そういった進化のかたちは、ステージにも表れている。LE SSERAFIM は5人が緻密に揃ったパフォーマンスで知られるが、最近はメンバーそれぞれが表現したいようにやってみる場面も増えた。

「そのほうが難しいんですよ。自由な分、より難しくなるというか。だからこそ最近は、オリヴィア・ロドリゴさんやサブリナ・カーペンターさんといった、ひとりでステージを成立させるアーティストの方たちを見て研究させてもらってます。どのように曲の感情や物語をステージで表現してるのかなって」

同時に、チームのなかでの個々の役割のとらえ方も更新され続けている。公演後にはメンバーで反省会を行い、台本を修正することもある。日本での公演では進行役を担うことも多いSAKURAは以前、「みんなが話せるように、私は少し一歩引いたほうがいいのかな」と自分をセーブしていた。しかし、その考え方も変わってきた。「人によって100%って違うと思うんです。

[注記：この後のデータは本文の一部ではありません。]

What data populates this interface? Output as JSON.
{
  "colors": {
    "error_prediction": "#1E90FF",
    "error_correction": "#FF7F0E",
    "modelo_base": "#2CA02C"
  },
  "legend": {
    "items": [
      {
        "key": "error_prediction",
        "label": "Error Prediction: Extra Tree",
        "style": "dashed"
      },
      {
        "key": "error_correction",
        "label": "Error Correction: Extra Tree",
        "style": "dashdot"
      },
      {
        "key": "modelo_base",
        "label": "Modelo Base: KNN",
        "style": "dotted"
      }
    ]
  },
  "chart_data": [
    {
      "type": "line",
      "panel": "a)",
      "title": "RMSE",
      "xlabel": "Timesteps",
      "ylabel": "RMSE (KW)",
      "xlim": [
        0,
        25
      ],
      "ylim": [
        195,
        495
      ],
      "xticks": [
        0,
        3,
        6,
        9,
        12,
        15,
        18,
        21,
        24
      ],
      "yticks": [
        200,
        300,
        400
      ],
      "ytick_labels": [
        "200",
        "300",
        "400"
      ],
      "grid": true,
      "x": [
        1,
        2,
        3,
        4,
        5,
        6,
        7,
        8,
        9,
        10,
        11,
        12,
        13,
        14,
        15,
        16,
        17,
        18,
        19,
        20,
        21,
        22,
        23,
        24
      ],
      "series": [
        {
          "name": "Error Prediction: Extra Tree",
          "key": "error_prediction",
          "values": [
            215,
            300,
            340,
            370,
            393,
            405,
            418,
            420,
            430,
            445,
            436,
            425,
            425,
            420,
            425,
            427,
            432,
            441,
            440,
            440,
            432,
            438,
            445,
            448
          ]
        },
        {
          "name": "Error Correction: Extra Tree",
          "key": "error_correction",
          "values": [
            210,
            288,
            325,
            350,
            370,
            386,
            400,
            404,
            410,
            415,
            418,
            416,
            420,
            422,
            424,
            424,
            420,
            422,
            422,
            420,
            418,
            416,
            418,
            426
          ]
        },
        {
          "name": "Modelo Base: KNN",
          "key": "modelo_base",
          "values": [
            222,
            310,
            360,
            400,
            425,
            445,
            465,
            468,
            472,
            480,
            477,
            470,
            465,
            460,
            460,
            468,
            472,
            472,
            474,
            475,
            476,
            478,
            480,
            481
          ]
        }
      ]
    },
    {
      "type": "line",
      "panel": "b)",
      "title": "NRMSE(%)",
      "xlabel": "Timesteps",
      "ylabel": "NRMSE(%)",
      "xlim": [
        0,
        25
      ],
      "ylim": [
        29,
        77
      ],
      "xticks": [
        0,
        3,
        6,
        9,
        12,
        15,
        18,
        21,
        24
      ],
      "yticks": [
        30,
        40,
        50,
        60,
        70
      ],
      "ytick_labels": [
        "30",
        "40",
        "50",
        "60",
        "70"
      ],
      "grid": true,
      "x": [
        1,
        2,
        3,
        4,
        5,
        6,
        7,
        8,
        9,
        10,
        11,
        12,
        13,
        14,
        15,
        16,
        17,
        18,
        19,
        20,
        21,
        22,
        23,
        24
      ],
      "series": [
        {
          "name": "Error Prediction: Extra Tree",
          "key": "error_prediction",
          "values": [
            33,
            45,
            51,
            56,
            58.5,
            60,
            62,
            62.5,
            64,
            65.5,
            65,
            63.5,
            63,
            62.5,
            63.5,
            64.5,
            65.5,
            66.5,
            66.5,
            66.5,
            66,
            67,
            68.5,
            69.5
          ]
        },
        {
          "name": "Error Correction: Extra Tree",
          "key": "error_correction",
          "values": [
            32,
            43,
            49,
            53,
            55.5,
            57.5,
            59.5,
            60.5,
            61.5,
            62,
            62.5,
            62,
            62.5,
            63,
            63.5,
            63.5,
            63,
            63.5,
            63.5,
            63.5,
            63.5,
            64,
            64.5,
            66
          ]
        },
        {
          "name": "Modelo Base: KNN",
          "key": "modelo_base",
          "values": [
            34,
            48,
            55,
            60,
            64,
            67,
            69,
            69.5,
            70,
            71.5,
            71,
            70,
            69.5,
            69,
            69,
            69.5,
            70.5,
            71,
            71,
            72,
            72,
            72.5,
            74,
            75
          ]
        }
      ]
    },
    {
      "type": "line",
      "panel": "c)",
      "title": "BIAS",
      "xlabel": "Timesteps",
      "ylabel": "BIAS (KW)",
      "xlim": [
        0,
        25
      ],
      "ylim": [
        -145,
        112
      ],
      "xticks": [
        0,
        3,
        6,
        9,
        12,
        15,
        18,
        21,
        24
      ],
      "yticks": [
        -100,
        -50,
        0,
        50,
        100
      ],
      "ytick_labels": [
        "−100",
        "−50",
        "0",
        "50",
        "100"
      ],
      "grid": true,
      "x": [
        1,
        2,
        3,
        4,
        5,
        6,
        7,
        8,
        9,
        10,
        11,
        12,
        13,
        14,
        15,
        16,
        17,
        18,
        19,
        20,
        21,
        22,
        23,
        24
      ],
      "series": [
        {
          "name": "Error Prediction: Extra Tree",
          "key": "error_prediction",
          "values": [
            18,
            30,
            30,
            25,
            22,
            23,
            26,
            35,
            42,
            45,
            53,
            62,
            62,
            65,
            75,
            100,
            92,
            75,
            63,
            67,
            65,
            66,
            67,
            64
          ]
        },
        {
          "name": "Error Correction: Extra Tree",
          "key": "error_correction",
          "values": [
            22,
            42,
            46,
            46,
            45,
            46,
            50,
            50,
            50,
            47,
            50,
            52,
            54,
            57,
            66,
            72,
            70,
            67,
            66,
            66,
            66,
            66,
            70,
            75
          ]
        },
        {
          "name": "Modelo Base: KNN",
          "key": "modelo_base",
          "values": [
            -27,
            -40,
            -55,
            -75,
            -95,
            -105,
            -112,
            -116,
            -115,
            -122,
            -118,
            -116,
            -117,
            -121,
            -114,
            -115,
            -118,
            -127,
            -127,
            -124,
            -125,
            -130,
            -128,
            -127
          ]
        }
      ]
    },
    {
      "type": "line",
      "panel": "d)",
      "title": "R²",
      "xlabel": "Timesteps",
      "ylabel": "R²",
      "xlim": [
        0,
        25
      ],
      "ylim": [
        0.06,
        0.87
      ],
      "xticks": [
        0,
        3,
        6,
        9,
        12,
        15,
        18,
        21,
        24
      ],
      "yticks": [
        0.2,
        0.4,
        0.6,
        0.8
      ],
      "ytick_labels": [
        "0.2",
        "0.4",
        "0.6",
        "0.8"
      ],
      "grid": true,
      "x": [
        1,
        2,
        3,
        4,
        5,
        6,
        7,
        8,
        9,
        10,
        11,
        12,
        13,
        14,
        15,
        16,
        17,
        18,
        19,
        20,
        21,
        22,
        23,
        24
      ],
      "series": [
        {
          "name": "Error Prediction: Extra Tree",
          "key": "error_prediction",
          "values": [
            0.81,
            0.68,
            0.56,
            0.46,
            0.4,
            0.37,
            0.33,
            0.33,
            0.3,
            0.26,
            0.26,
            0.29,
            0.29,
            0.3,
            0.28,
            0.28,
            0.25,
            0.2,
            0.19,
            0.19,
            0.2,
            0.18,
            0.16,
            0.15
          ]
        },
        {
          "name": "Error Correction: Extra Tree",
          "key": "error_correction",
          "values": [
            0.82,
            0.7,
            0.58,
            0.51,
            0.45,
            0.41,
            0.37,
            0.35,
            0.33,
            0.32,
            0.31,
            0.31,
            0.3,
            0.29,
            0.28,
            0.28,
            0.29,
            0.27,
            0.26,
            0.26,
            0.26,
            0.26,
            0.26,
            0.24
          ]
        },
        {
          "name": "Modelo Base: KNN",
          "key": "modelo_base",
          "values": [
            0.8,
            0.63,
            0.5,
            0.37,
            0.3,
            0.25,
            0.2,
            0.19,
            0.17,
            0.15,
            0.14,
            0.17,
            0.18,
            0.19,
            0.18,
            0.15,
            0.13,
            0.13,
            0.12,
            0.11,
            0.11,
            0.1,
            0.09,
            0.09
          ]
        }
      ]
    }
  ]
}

だから、みんなが今、このステージに100%で立っているって信じ合おう、という話をしました。自分のなかでは、セーブすることがメンバーへの配慮だったんです。でも、本当にグループにとっていいことなのかなって考えたときに、逆にマイナスになっているかもしれないなって気づいた」

SAKURAは、肩の力が抜けた様子でそう話してくれた。今夏開催された「PUREFLOW」ツアーの神奈川公演でも、自ら主体となって会場を盛り上げる場面が多く見られた。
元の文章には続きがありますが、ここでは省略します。